A loadPair instruction on any attribute would crash.

> Source/WebCore/contentextensions/NFAToDFA.cpp:384
> +            RELEASE_ASSERT(key <= std::numeric_limits<uint8_t>::max());

Wouldn't <= 127 be good too?

> Tools/ChangeLog:6
> +        Reviewed by Darin Adler.

?

> Tools/TestWebKitAPI/Tests/WebCore/ContentExtensions.cpp:490
> +    // FIXME: This does not make multiple DFAs anymore. Add a test that does.

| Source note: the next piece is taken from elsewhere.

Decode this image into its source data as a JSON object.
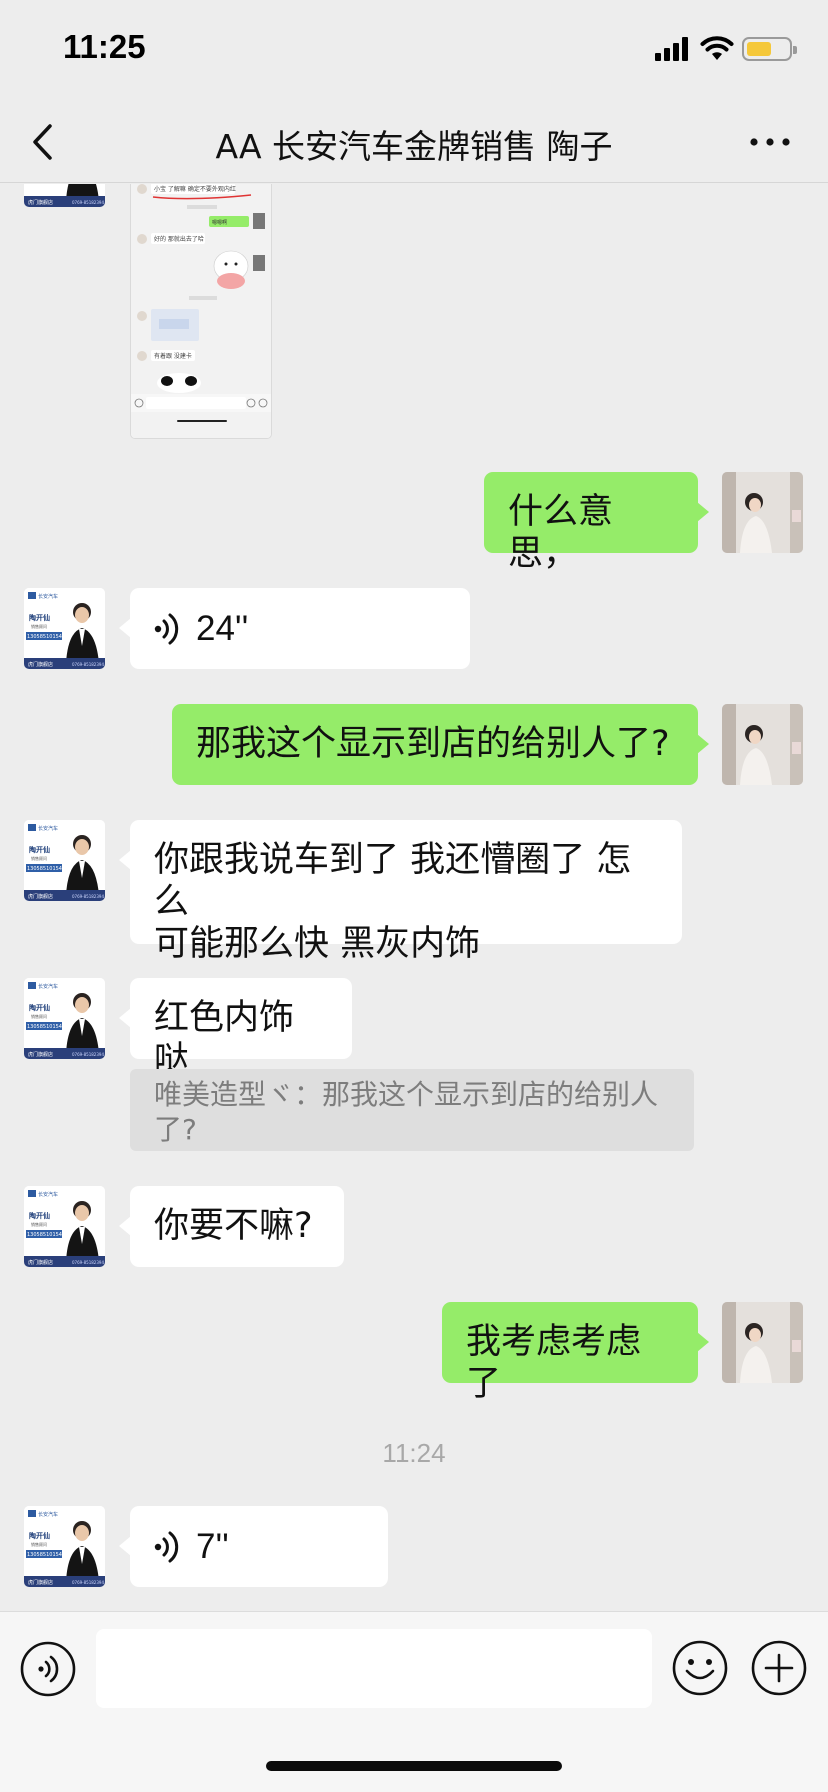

Still a good test, it caught a bug in the minimizer :)
Comment 18 Alex Christensen 2015-04-23 07:11:09 PDT
Created attachment 251432 [details]
Patch
Comment 19 Alex Christensen 2015-04-23 07:13:48 PDT
Created attachment 251433 [details]
Patch
Comment 20 Alex Christensen 2015-04-23 07:46:11 PDT
(In reply to comment #17)
> > Source/WebCore/contentextensions/DFAMinimizer.cpp:442
> > +        hasher.addCharactersAssumingAligned(reinterpret_cast<const UChar*>(&dfa->actions[actionsStart]), actionsLength * sizeof(uint64_t) / sizeof(UChar));
> 
> This does not look correct. There is no guarantee the action order will be
> the same in two nodes.
I added a FIXME for sorting the actions.  For now this is correct because if the order is not the same, then they will also be unequal.  Sorting would only make minimization more effective but not more correct.

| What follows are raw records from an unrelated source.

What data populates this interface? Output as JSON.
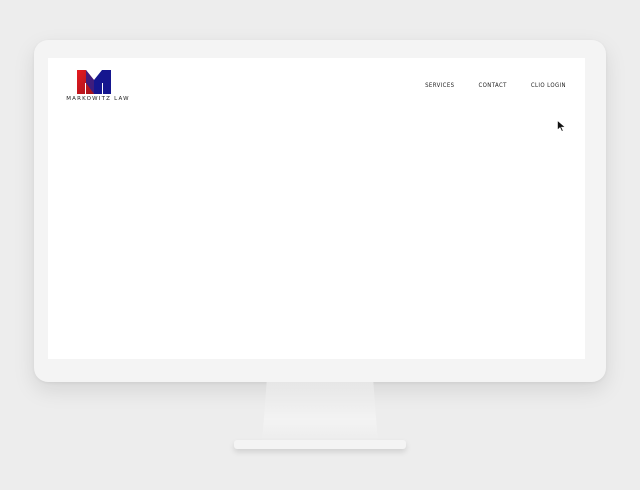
{
  "header": {
    "logo": {
      "text": "MARKOWITZ LAW",
      "icon": "markowitz-m-logo",
      "colors": {
        "red": "#d9161c",
        "blue": "#15168f"
      }
    },
    "nav": [
      {
        "label": "SERVICES"
      },
      {
        "label": "CONTACT"
      },
      {
        "label": "CLIO LOGIN"
      }
    ]
  },
  "cursor": {
    "icon": "mouse-pointer-icon"
  }
}
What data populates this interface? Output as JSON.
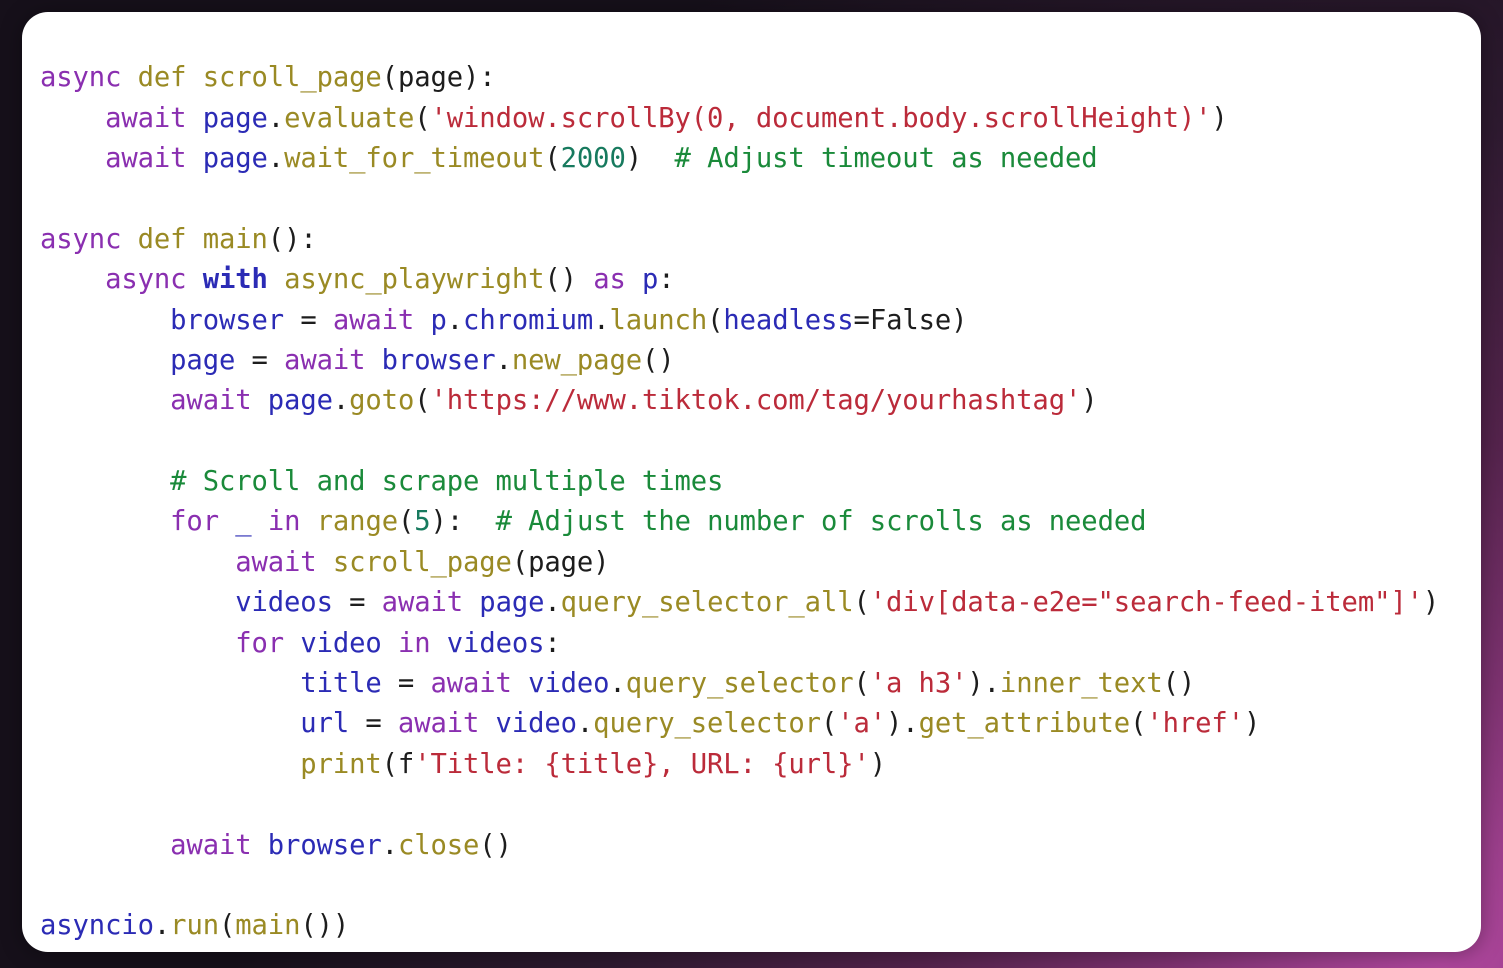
{
  "window": {
    "title": "python-code-snippet-card",
    "background_colors": [
      "#140d16",
      "#3a2240",
      "#b0479e"
    ],
    "card_color": "#ffffff"
  },
  "theme": {
    "keyword": "#8a2fb0",
    "keyword_blue": "#2b2bb5",
    "function": "#9a8a24",
    "name": "#2b2bb5",
    "string": "#bb2b3a",
    "comment": "#1a8a3a",
    "number": "#177a5e",
    "punctuation": "#1d1d1d",
    "background": "#ffffff"
  },
  "code": {
    "language": "python",
    "plain_text": "async def scroll_page(page):\n    await page.evaluate('window.scrollBy(0, document.body.scrollHeight)')\n    await page.wait_for_timeout(2000)  # Adjust timeout as needed\n\nasync def main():\n    async with async_playwright() as p:\n        browser = await p.chromium.launch(headless=False)\n        page = await browser.new_page()\n        await page.goto('https://www.tiktok.com/tag/yourhashtag')\n\n        # Scroll and scrape multiple times\n        for _ in range(5):  # Adjust the number of scrolls as needed\n            await scroll_page(page)\n            videos = await page.query_selector_all('div[data-e2e=\"search-feed-item\"]')\n            for video in videos:\n                title = await video.query_selector('a h3').inner_text()\n                url = await video.query_selector('a').get_attribute('href')\n                print(f'Title: {title}, URL: {url}')\n\n        await browser.close()\n\nasyncio.run(main())",
    "lines": [
      {
        "n": 1,
        "indent": 0,
        "tokens": [
          {
            "t": "async",
            "c": "kw"
          },
          {
            "t": " ",
            "c": "p"
          },
          {
            "t": "def",
            "c": "nf"
          },
          {
            "t": " ",
            "c": "p"
          },
          {
            "t": "scroll_page",
            "c": "nf"
          },
          {
            "t": "(",
            "c": "p"
          },
          {
            "t": "page",
            "c": "p"
          },
          {
            "t": "):",
            "c": "p"
          }
        ]
      },
      {
        "n": 2,
        "indent": 4,
        "tokens": [
          {
            "t": "await",
            "c": "kw"
          },
          {
            "t": " ",
            "c": "p"
          },
          {
            "t": "page",
            "c": "nn"
          },
          {
            "t": ".",
            "c": "p"
          },
          {
            "t": "evaluate",
            "c": "nf"
          },
          {
            "t": "(",
            "c": "p"
          },
          {
            "t": "'window.scrollBy(0, document.body.scrollHeight)'",
            "c": "s"
          },
          {
            "t": ")",
            "c": "p"
          }
        ]
      },
      {
        "n": 3,
        "indent": 4,
        "tokens": [
          {
            "t": "await",
            "c": "kw"
          },
          {
            "t": " ",
            "c": "p"
          },
          {
            "t": "page",
            "c": "nn"
          },
          {
            "t": ".",
            "c": "p"
          },
          {
            "t": "wait_for_timeout",
            "c": "nf"
          },
          {
            "t": "(",
            "c": "p"
          },
          {
            "t": "2000",
            "c": "mi"
          },
          {
            "t": ")",
            "c": "p"
          },
          {
            "t": "  ",
            "c": "p"
          },
          {
            "t": "# Adjust timeout as needed",
            "c": "c"
          }
        ]
      },
      {
        "n": 4,
        "indent": 0,
        "tokens": []
      },
      {
        "n": 5,
        "indent": 0,
        "tokens": [
          {
            "t": "async",
            "c": "kw"
          },
          {
            "t": " ",
            "c": "p"
          },
          {
            "t": "def",
            "c": "nf"
          },
          {
            "t": " ",
            "c": "p"
          },
          {
            "t": "main",
            "c": "nf"
          },
          {
            "t": "():",
            "c": "p"
          }
        ]
      },
      {
        "n": 6,
        "indent": 4,
        "tokens": [
          {
            "t": "async",
            "c": "kw"
          },
          {
            "t": " ",
            "c": "p"
          },
          {
            "t": "with",
            "c": "kw2"
          },
          {
            "t": " ",
            "c": "p"
          },
          {
            "t": "async_playwright",
            "c": "nf"
          },
          {
            "t": "()",
            "c": "p"
          },
          {
            "t": " ",
            "c": "p"
          },
          {
            "t": "as",
            "c": "kw"
          },
          {
            "t": " ",
            "c": "p"
          },
          {
            "t": "p",
            "c": "nv"
          },
          {
            "t": ":",
            "c": "p"
          }
        ]
      },
      {
        "n": 7,
        "indent": 8,
        "tokens": [
          {
            "t": "browser",
            "c": "nv"
          },
          {
            "t": " = ",
            "c": "p"
          },
          {
            "t": "await",
            "c": "kw"
          },
          {
            "t": " ",
            "c": "p"
          },
          {
            "t": "p",
            "c": "nn"
          },
          {
            "t": ".",
            "c": "p"
          },
          {
            "t": "chromium",
            "c": "nn"
          },
          {
            "t": ".",
            "c": "p"
          },
          {
            "t": "launch",
            "c": "nf"
          },
          {
            "t": "(",
            "c": "p"
          },
          {
            "t": "headless",
            "c": "kwarg"
          },
          {
            "t": "=",
            "c": "p"
          },
          {
            "t": "False",
            "c": "kc"
          },
          {
            "t": ")",
            "c": "p"
          }
        ]
      },
      {
        "n": 8,
        "indent": 8,
        "tokens": [
          {
            "t": "page",
            "c": "nv"
          },
          {
            "t": " = ",
            "c": "p"
          },
          {
            "t": "await",
            "c": "kw"
          },
          {
            "t": " ",
            "c": "p"
          },
          {
            "t": "browser",
            "c": "nn"
          },
          {
            "t": ".",
            "c": "p"
          },
          {
            "t": "new_page",
            "c": "nf"
          },
          {
            "t": "()",
            "c": "p"
          }
        ]
      },
      {
        "n": 9,
        "indent": 8,
        "tokens": [
          {
            "t": "await",
            "c": "kw"
          },
          {
            "t": " ",
            "c": "p"
          },
          {
            "t": "page",
            "c": "nn"
          },
          {
            "t": ".",
            "c": "p"
          },
          {
            "t": "goto",
            "c": "nf"
          },
          {
            "t": "(",
            "c": "p"
          },
          {
            "t": "'https://www.tiktok.com/tag/yourhashtag'",
            "c": "s"
          },
          {
            "t": ")",
            "c": "p"
          }
        ]
      },
      {
        "n": 10,
        "indent": 0,
        "tokens": []
      },
      {
        "n": 11,
        "indent": 8,
        "tokens": [
          {
            "t": "# Scroll and scrape multiple times",
            "c": "c"
          }
        ]
      },
      {
        "n": 12,
        "indent": 8,
        "tokens": [
          {
            "t": "for",
            "c": "kw"
          },
          {
            "t": " ",
            "c": "p"
          },
          {
            "t": "_",
            "c": "nv"
          },
          {
            "t": " ",
            "c": "p"
          },
          {
            "t": "in",
            "c": "kw"
          },
          {
            "t": " ",
            "c": "p"
          },
          {
            "t": "range",
            "c": "nb"
          },
          {
            "t": "(",
            "c": "p"
          },
          {
            "t": "5",
            "c": "mi"
          },
          {
            "t": "):",
            "c": "p"
          },
          {
            "t": "  ",
            "c": "p"
          },
          {
            "t": "# Adjust the number of scrolls as needed",
            "c": "c"
          }
        ]
      },
      {
        "n": 13,
        "indent": 12,
        "tokens": [
          {
            "t": "await",
            "c": "kw"
          },
          {
            "t": " ",
            "c": "p"
          },
          {
            "t": "scroll_page",
            "c": "nf"
          },
          {
            "t": "(",
            "c": "p"
          },
          {
            "t": "page",
            "c": "p"
          },
          {
            "t": ")",
            "c": "p"
          }
        ]
      },
      {
        "n": 14,
        "indent": 12,
        "tokens": [
          {
            "t": "videos",
            "c": "nv"
          },
          {
            "t": " = ",
            "c": "p"
          },
          {
            "t": "await",
            "c": "kw"
          },
          {
            "t": " ",
            "c": "p"
          },
          {
            "t": "page",
            "c": "nn"
          },
          {
            "t": ".",
            "c": "p"
          },
          {
            "t": "query_selector_all",
            "c": "nf"
          },
          {
            "t": "(",
            "c": "p"
          },
          {
            "t": "'div[data-e2e=\"search-feed-item\"]'",
            "c": "s"
          },
          {
            "t": ")",
            "c": "p"
          }
        ]
      },
      {
        "n": 15,
        "indent": 12,
        "tokens": [
          {
            "t": "for",
            "c": "kw"
          },
          {
            "t": " ",
            "c": "p"
          },
          {
            "t": "video",
            "c": "nv"
          },
          {
            "t": " ",
            "c": "p"
          },
          {
            "t": "in",
            "c": "kw"
          },
          {
            "t": " ",
            "c": "p"
          },
          {
            "t": "videos",
            "c": "nv"
          },
          {
            "t": ":",
            "c": "p"
          }
        ]
      },
      {
        "n": 16,
        "indent": 16,
        "tokens": [
          {
            "t": "title",
            "c": "nv"
          },
          {
            "t": " = ",
            "c": "p"
          },
          {
            "t": "await",
            "c": "kw"
          },
          {
            "t": " ",
            "c": "p"
          },
          {
            "t": "video",
            "c": "nn"
          },
          {
            "t": ".",
            "c": "p"
          },
          {
            "t": "query_selector",
            "c": "nf"
          },
          {
            "t": "(",
            "c": "p"
          },
          {
            "t": "'a h3'",
            "c": "s"
          },
          {
            "t": ").",
            "c": "p"
          },
          {
            "t": "inner_text",
            "c": "nf"
          },
          {
            "t": "()",
            "c": "p"
          }
        ]
      },
      {
        "n": 17,
        "indent": 16,
        "tokens": [
          {
            "t": "url",
            "c": "nv"
          },
          {
            "t": " = ",
            "c": "p"
          },
          {
            "t": "await",
            "c": "kw"
          },
          {
            "t": " ",
            "c": "p"
          },
          {
            "t": "video",
            "c": "nn"
          },
          {
            "t": ".",
            "c": "p"
          },
          {
            "t": "query_selector",
            "c": "nf"
          },
          {
            "t": "(",
            "c": "p"
          },
          {
            "t": "'a'",
            "c": "s"
          },
          {
            "t": ").",
            "c": "p"
          },
          {
            "t": "get_attribute",
            "c": "nf"
          },
          {
            "t": "(",
            "c": "p"
          },
          {
            "t": "'href'",
            "c": "s"
          },
          {
            "t": ")",
            "c": "p"
          }
        ]
      },
      {
        "n": 18,
        "indent": 16,
        "tokens": [
          {
            "t": "print",
            "c": "nb"
          },
          {
            "t": "(",
            "c": "p"
          },
          {
            "t": "f",
            "c": "p"
          },
          {
            "t": "'Title: {title}, URL: {url}'",
            "c": "s"
          },
          {
            "t": ")",
            "c": "p"
          }
        ]
      },
      {
        "n": 19,
        "indent": 0,
        "tokens": []
      },
      {
        "n": 20,
        "indent": 8,
        "tokens": [
          {
            "t": "await",
            "c": "kw"
          },
          {
            "t": " ",
            "c": "p"
          },
          {
            "t": "browser",
            "c": "nn"
          },
          {
            "t": ".",
            "c": "p"
          },
          {
            "t": "close",
            "c": "nf"
          },
          {
            "t": "()",
            "c": "p"
          }
        ]
      },
      {
        "n": 21,
        "indent": 0,
        "tokens": []
      },
      {
        "n": 22,
        "indent": 0,
        "tokens": [
          {
            "t": "asyncio",
            "c": "nn"
          },
          {
            "t": ".",
            "c": "p"
          },
          {
            "t": "run",
            "c": "nf"
          },
          {
            "t": "(",
            "c": "p"
          },
          {
            "t": "main",
            "c": "nf"
          },
          {
            "t": "()",
            "c": "p"
          },
          {
            "t": ")",
            "c": "p"
          }
        ]
      }
    ]
  }
}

I cannot reproduce the errors on Mavericks.  I'm wondering if it's an issue with the EWS bot.
Comment 21 Build Bot 2015-04-23 07:51:10 PDT
Comment on attachment 251433 [details]
Patch

Attachment 251433 [details] did not pass mac-wk2-ews (mac-wk2):
Output: http://webkit-queues.appspot.com/results/6154858985947136

New failing tests:
http/tests/contentextensions/loading/main-resource-redirect-blocked.php
http/tests/contentextensions/text-track-blocked.html
http/tests/contentextensions/popups.html
http/tests/contentextensions/subresource-redirect-blocked.html
http/tests/contentextensions/media-filtered.html
http/tests/contentextensions/block-cookies-basic.html
http/tests/contentextensions/whitelist.html
http/tests/contentextensions/css-display-none.html
http/tests/contentextensions/basic-filter.html
http/tests/contentextensions/block-cookies-send.html
http/tests/contentextensions/character-set-basic-support.html
Comment 22 Build Bot 2015-04-23 07:51:15 PDT
Created attachment 251434 [details]
Archive of layout-test-results from ews105 for mac-mavericks-wk2

The attached test failures were seen while running run-webkit-tests on the mac-wk2-ews.
Bot: ews105  Port: mac-mavericks-wk2  Platform: Mac OS X 10.9.5
Comment 23 Alex Christensen 2015-04-23 08:05:37 PDT
Sure enough, there are a bunch of release-only failures.  Don't have time to look into them right now.  Maybe tonight or tomorrow.
Comment 24 Alex Christensen 2015-04-23 12:01:20 PDT
Created attachment 251461 [details]
Patch
Comment 25 Alex Christensen 2015-04-23 12:02:48 PDT
Inlining ActionKeyHash::equal seemed to be the problem.  Not sure why.  It should work fine now.
Comment 26 WebKit Commit Bot 2015-04-23 12:58:07 PDT
Comment on attachment 251461 [details]
Patch

Clearing flags on attachment: 251461

Committed r183204: <http://trac.webkit.org/changeset/183204>
Comment 27 WebKit Commit Bot 2015-04-23 12:58:13 PDT
All reviewed patches have been landed.  Closing bug.